The goal is to sell a minority stake of maximum 20 percent and this needs to happen sooner rather than later as the company wants to complete the sale before the end of its fiscal year in March:
The firm is rushing to complete the sale by the end of the financial year in March as failure to do so will likely mean that shareholder equity - just $3 billion in the wake of the accounting scandal - would be wiped out by the charge.While Western Digital would be a natural fit given the cooperation both companies have in the NAND market, such a deal is unlikely to close in such a short timeframe given the antitrust issues it would entail.

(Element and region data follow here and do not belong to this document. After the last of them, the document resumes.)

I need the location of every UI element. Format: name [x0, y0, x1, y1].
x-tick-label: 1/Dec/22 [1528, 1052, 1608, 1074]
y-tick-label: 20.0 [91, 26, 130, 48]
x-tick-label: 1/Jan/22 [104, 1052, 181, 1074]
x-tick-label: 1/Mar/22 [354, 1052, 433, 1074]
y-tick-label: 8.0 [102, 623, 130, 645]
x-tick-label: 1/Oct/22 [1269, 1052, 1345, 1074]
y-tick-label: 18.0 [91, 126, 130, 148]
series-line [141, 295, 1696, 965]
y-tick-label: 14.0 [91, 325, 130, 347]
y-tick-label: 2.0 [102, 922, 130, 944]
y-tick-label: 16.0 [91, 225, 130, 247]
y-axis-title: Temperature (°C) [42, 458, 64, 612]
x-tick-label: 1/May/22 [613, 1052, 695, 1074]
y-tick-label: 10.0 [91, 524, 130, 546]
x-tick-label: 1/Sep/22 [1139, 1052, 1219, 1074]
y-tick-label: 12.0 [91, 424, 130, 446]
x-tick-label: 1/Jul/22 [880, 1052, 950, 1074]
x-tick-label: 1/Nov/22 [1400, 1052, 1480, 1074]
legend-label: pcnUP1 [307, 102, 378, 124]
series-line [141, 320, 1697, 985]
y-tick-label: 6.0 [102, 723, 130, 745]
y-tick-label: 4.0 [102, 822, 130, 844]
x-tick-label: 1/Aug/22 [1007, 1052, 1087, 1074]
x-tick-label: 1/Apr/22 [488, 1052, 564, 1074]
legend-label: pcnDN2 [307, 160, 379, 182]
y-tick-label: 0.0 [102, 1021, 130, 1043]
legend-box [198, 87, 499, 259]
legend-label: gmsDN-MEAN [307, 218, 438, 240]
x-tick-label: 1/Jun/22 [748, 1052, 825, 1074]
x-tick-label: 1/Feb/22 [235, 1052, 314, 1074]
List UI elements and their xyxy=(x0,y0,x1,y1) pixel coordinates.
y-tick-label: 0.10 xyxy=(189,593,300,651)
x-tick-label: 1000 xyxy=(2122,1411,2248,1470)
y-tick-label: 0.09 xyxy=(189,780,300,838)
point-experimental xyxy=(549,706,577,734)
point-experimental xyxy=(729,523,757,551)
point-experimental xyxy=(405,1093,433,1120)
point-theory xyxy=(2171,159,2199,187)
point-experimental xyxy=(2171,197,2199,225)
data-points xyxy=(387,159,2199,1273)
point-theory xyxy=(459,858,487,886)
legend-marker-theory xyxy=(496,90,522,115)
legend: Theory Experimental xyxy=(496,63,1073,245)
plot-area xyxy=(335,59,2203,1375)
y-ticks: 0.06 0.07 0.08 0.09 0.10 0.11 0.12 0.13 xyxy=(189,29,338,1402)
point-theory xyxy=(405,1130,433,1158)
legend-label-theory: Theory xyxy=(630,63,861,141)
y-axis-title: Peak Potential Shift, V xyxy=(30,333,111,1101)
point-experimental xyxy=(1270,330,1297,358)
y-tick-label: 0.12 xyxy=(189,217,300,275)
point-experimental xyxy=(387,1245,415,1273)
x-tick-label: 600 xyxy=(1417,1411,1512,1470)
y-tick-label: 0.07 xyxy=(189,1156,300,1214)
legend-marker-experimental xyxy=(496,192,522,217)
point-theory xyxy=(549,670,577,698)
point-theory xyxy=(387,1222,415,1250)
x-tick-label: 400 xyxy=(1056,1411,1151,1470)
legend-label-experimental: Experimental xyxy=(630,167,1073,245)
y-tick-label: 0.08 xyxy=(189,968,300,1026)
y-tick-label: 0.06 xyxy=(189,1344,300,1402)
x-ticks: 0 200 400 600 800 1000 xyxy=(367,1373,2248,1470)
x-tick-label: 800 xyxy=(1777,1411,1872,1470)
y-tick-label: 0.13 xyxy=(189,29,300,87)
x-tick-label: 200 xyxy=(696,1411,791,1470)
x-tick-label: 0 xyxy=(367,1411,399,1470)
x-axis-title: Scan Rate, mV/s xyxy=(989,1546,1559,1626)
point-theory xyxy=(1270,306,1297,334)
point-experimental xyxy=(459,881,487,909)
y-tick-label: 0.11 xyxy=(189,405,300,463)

Private equity funds on the other hand may look for a discount because such a small minority stake would give them no say in how Toshiba runs the business.
Sources have said Toshiba aims to raise more than 200 billion yen ($1.7 billion) from the sale and potential investors include private equity firms, business partner Western Digital Corp (WDC.O) and the government-backed Development Bank of Japan.
It is also selling other assets although it ruled out the sales of any of its infrastructure businesses - which include water treatment, railway and elevator firms.
Mark Newman, an analyst at Sanford Bernstein in Hong Kong, points out that the NAND business comprises 75 percent of Toshiba's overall profit. He believes the sale of a 20 percent stake would likely be merely a short-term band-aid:
"The NAND business is the only one with value, as it makes up all of the semi-conductor profits, which comprise 75 percent of the overall company's profit. I won't be surprised if they sell another 20 percent in a few years time and then another 20 percent."